Does PyTorch compute the gradients for all nodes at the same level in parallel?

OldAlbumin · January 11, 2024, 2:14pm

Assume we have a simple network represented by the computation graph below:

Here, M1 through M4 are all nn.Module, say each being

nn.Sequential(
  nn.Linear(dim1, dim2),
  nn.ReLU(),
  nn.Linear(dim2, dim3)
)

Q1. Since M1 through M4 are independent and at the same level in computation graph, will backward() compute the gradients for them in parallel? (Anything else will involve sequential operations and be suboptimal.) Please share a reference from original docs if they mention this.

Q2. What happens if there are too many nodes at the same level and for some compute / memory constraints a parallel backward() cannot be executed?

ptrblck · January 11, 2024, 8:09pm

Yes, I believe it will run in parallel introduced in this PR by @colesbury in 2017 but he can correct me if that’s not the case.

colesbury · January 11, 2024, 8:24pm

I’m not sure of the current state of things. Probably @ezyang or @albanD know.

In 2017, the parallel execution was only across devices, not for individual modules on the same device.

ezyang · January 12, 2024, 11:42pm

It is still single threaded per device.

OldAlbumin · January 15, 2024, 12:24pm

Thanks.

I’m wondering why does this not make PyTorch very slow (i.e. processing modules at the same level sequentially)? Shouldn’t parallelizing this give a big speedup?

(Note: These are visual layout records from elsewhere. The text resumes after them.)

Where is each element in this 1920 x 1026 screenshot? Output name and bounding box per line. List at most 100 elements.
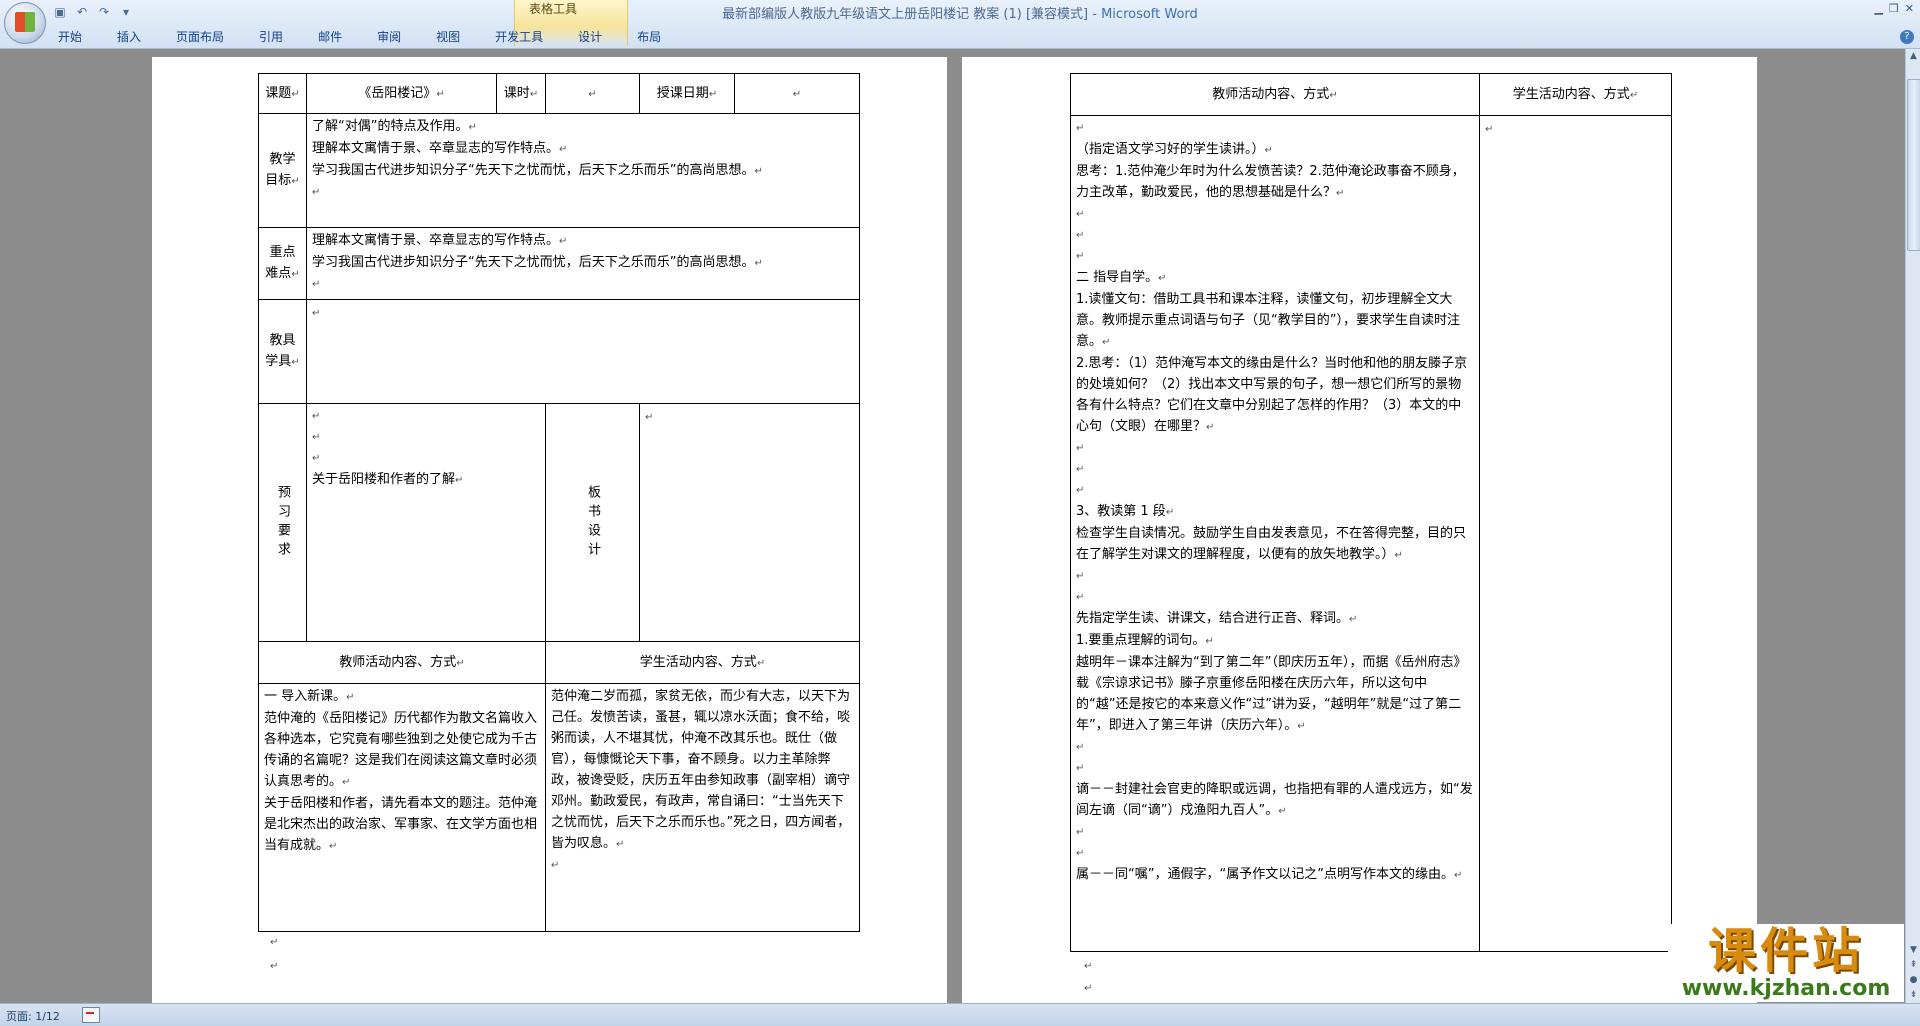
empty-paragraph-mark: ↵ (1076, 123, 1085, 134)
teacher-paragraph: 先指定学生读、讲课文，结合进行正音、释词。↵ (1076, 611, 1358, 626)
keypoint-item: 理解本文寓情于景、卒章显志的写作特点。↵ (312, 233, 568, 248)
date-value-cell[interactable]: ↵ (734, 73, 860, 114)
empty-paragraph-mark: ↵ (1076, 464, 1085, 475)
keypoint-item: 学习我国古代进步知识分子“先天下之忧而忧，后天下之乐而乐”的高尚思想。↵ (312, 255, 763, 270)
topic-value: 《岳阳楼记》 (358, 85, 437, 101)
tools-content-cell[interactable]: ↵ (306, 299, 860, 404)
watermark-logo: 课件站 www.kjzhan.com (1668, 924, 1904, 1002)
preview-label-cell: 预习要求 (258, 403, 307, 642)
scroll-down-icon[interactable]: ▼ (1906, 943, 1920, 958)
student-col-header: 学生活动内容、方式↵ (1479, 73, 1672, 116)
page-1: 课题↵ 《岳阳楼记》↵ 课时↵ ↵ 授课日期↵ ↵ 教学目标↵ 了解“对偶”的特… (152, 57, 947, 1003)
teacher-paragraph: 越明年－课本注解为“到了第二年”（即庆历五年），而据《岳州府志》载《宗谅求记书》… (1076, 655, 1467, 733)
scroll-thumb[interactable] (1907, 79, 1920, 251)
empty-paragraph-mark: ↵ (1076, 485, 1085, 496)
paragraph-mark: ↵ (1084, 983, 1093, 994)
help-icon[interactable]: ? (1900, 30, 1914, 44)
tab-developer[interactable]: 开发工具 (485, 28, 553, 46)
empty-paragraph-mark: ↵ (1076, 763, 1085, 774)
hours-value-cell[interactable]: ↵ (545, 73, 640, 114)
paragraph-mark: ↵ (270, 937, 279, 948)
maximize-icon[interactable]: ❐ (1889, 2, 1899, 15)
scroll-bottom-controls: ▼ ⇞ ● ⇟ (1906, 943, 1920, 1003)
student-activity-cell[interactable]: ↵ (1479, 115, 1672, 952)
window-controls: ▁ ❐ ✕ (1874, 2, 1914, 15)
empty-paragraph-mark: ↵ (1076, 592, 1085, 603)
tab-insert[interactable]: 插入 (107, 28, 151, 46)
teacher-paragraph: 检查学生自读情况。鼓励学生自由发表意见，不在答得完整，目的只在了解学生对课文的理… (1076, 526, 1467, 562)
student-activity-cell[interactable]: 范仲淹二岁而孤，家贫无依，而少有大志，以天下为己任。发愤苦读，蚤甚，辄以凉水沃面… (545, 683, 860, 932)
tab-design[interactable]: 设计 (568, 28, 612, 46)
goals-content-cell[interactable]: 了解“对偶”的特点及作用。↵ 理解本文寓情于景、卒章显志的写作特点。↵ 学习我国… (306, 113, 860, 228)
preview-text: 关于岳阳楼和作者的了解↵ (312, 472, 464, 487)
activity-table-continued: 教师活动内容、方式↵ 学生活动内容、方式↵ ↵ （指定语文学习好的学生读讲。）↵ 思… (1070, 73, 1672, 952)
title-bar: ▣ ↶ ↷ ▾ 表格工具 最新部编版人教版九年级语文上册岳阳楼记 教案 (1) … (0, 0, 1920, 49)
tools-label-cell: 教具学具↵ (258, 299, 307, 404)
empty-paragraph-mark: ↵ (1076, 742, 1085, 753)
minimize-icon[interactable]: ▁ (1874, 2, 1882, 15)
keypoints-content-cell[interactable]: 理解本文寓情于景、卒章显志的写作特点。↵ 学习我国古代进步知识分子“先天下之忧而… (306, 227, 860, 300)
topic-label: 课题 (265, 85, 292, 101)
close-icon[interactable]: ✕ (1905, 2, 1914, 15)
ribbon-tabs: 开始 插入 页面布局 引用 邮件 审阅 视图 开发工具 设计 布局 (48, 28, 686, 46)
goals-label-cell: 教学目标↵ (258, 113, 307, 228)
document-name: 最新部编版人教版九年级语文上册岳阳楼记 教案 (1) [兼容模式] - (722, 7, 1102, 22)
teacher-paragraph: 一 导入新课。↵ (264, 689, 355, 704)
tab-home[interactable]: 开始 (48, 28, 92, 46)
teacher-activity-cell[interactable]: 一 导入新课。↵ 范仲淹的《岳阳楼记》历代都作为散文名篇收入各种选本，它究竟有哪… (258, 683, 546, 932)
topic-value-cell[interactable]: 《岳阳楼记》↵ (306, 73, 497, 114)
teacher-paragraph: 3、教读第 1 段↵ (1076, 504, 1175, 519)
teacher-paragraph: 属－－同“嘱”，通假字，“属予作文以记之”点明写作本文的缘由。↵ (1076, 867, 1463, 882)
keypoints-row: 重点难点↵ 理解本文寓情于景、卒章显志的写作特点。↵ 学习我国古代进步知识分子“… (258, 227, 860, 300)
preview-content-cell[interactable]: ↵ ↵ ↵ 关于岳阳楼和作者的了解↵ (306, 403, 546, 642)
tab-mailings[interactable]: 邮件 (308, 28, 352, 46)
browse-object-icon[interactable]: ● (1906, 973, 1920, 988)
teacher-col-header: 教师活动内容、方式↵ (258, 641, 546, 684)
teacher-paragraph: 1.要重点理解的词句。↵ (1076, 633, 1214, 648)
lesson-plan-table: 课题↵ 《岳阳楼记》↵ 课时↵ ↵ 授课日期↵ ↵ 教学目标↵ 了解“对偶”的特… (258, 73, 860, 932)
teacher-paragraph: 思考：1.范仲淹少年时为什么发愤苦读？2.范仲淹论政事奋不顾身，力主改革，勤政爱… (1076, 164, 1465, 200)
empty-paragraph-mark: ↵ (1076, 209, 1085, 220)
teacher-col-header: 教师活动内容、方式↵ (1070, 73, 1480, 116)
board-label: 板书设计 (585, 484, 600, 561)
teacher-paragraph: 范仲淹的《岳阳楼记》历代都作为散文名篇收入各种选本，它究竟有哪些独到之处使它成为… (264, 711, 538, 789)
empty-paragraph-mark: ↵ (1076, 230, 1085, 241)
page-indicator[interactable]: 页面: 1/12 (6, 1008, 60, 1024)
teacher-paragraph: 谪－－封建社会官吏的降职或远调，也指把有罪的人遣戍远方，如“发闾左谪（同“谪”）… (1076, 782, 1473, 818)
watermark-brand: 课件站 (1707, 923, 1864, 979)
goal-item: 学习我国古代进步知识分子“先天下之忧而忧，后天下之乐而乐”的高尚思想。↵ (312, 163, 763, 178)
empty-paragraph-mark: ↵ (1076, 848, 1085, 859)
hours-label: 课时 (503, 85, 530, 101)
activity-header-row: 教师活动内容、方式↵ 学生活动内容、方式↵ (1070, 73, 1672, 116)
teacher-paragraph: 二 指导自学。↵ (1076, 270, 1167, 285)
date-label-cell: 授课日期↵ (639, 73, 735, 114)
teacher-paragraph: 2.思考：（1）范仲淹写本文的缘由是什么？当时他和他的朋友滕子京的处境如何？（2… (1076, 356, 1468, 434)
tab-page-layout[interactable]: 页面布局 (166, 28, 234, 46)
tab-references[interactable]: 引用 (249, 28, 293, 46)
teacher-activity-cell[interactable]: ↵ （指定语文学习好的学生读讲。）↵ 思考：1.范仲淹少年时为什么发愤苦读？2.范仲… (1070, 115, 1480, 952)
teacher-paragraph: 关于岳阳楼和作者，请先看本文的题注。范仲淹是北宋杰出的政治家、军事家、在文学方面… (264, 796, 538, 853)
tab-review[interactable]: 审阅 (367, 28, 411, 46)
tab-view[interactable]: 视图 (426, 28, 470, 46)
paragraph-mark: ↵ (270, 961, 279, 972)
goal-item: 理解本文寓情于景、卒章显志的写作特点。↵ (312, 141, 568, 156)
goals-row: 教学目标↵ 了解“对偶”的特点及作用。↵ 理解本文寓情于景、卒章显志的写作特点。… (258, 113, 860, 228)
hours-label-cell: 课时↵ (496, 73, 546, 114)
scroll-up-icon[interactable]: ▲ (1906, 49, 1920, 64)
next-page-icon[interactable]: ⇟ (1906, 988, 1920, 1003)
proofing-status-icon[interactable] (82, 1007, 100, 1023)
previous-page-icon[interactable]: ⇞ (1906, 958, 1920, 973)
app-name: Microsoft Word (1101, 7, 1198, 22)
header-row: 课题↵ 《岳阳楼记》↵ 课时↵ ↵ 授课日期↵ ↵ (258, 73, 860, 114)
vertical-scrollbar[interactable]: ▲ ▼ ⇞ ● ⇟ (1905, 49, 1920, 1003)
keypoints-label-cell: 重点难点↵ (258, 227, 307, 300)
teacher-paragraph: 1.读懂文句：借助工具书和课本注释，读懂文句，初步理解全文大意。教师提示重点词语… (1076, 292, 1460, 349)
goal-item: 了解“对偶”的特点及作用。↵ (312, 119, 477, 134)
activity-content-row: 一 导入新课。↵ 范仲淹的《岳阳楼记》历代都作为散文名篇收入各种选本，它究竟有哪… (258, 683, 860, 932)
page-2: 教师活动内容、方式↵ 学生活动内容、方式↵ ↵ （指定语文学习好的学生读讲。）↵ 思… (962, 57, 1757, 1003)
date-label: 授课日期 (656, 85, 709, 101)
activity-header-row: 教师活动内容、方式↵ 学生活动内容、方式↵ (258, 641, 860, 684)
tab-layout[interactable]: 布局 (627, 28, 671, 46)
board-content-cell[interactable]: ↵ (639, 403, 860, 642)
activity-content-row: ↵ （指定语文学习好的学生读讲。）↵ 思考：1.范仲淹少年时为什么发愤苦读？2.范仲… (1070, 115, 1672, 952)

albanD · January 22, 2024, 4:06pm

It depends a lot on how big the modules are. The most common use cases have very large modules that already saturate a single device fully when they run. So there is no opportunity to run multiple modules at the same time on the same device.

This is why we parallelize on different devices but not for a single device and this is not slowing down the common use case.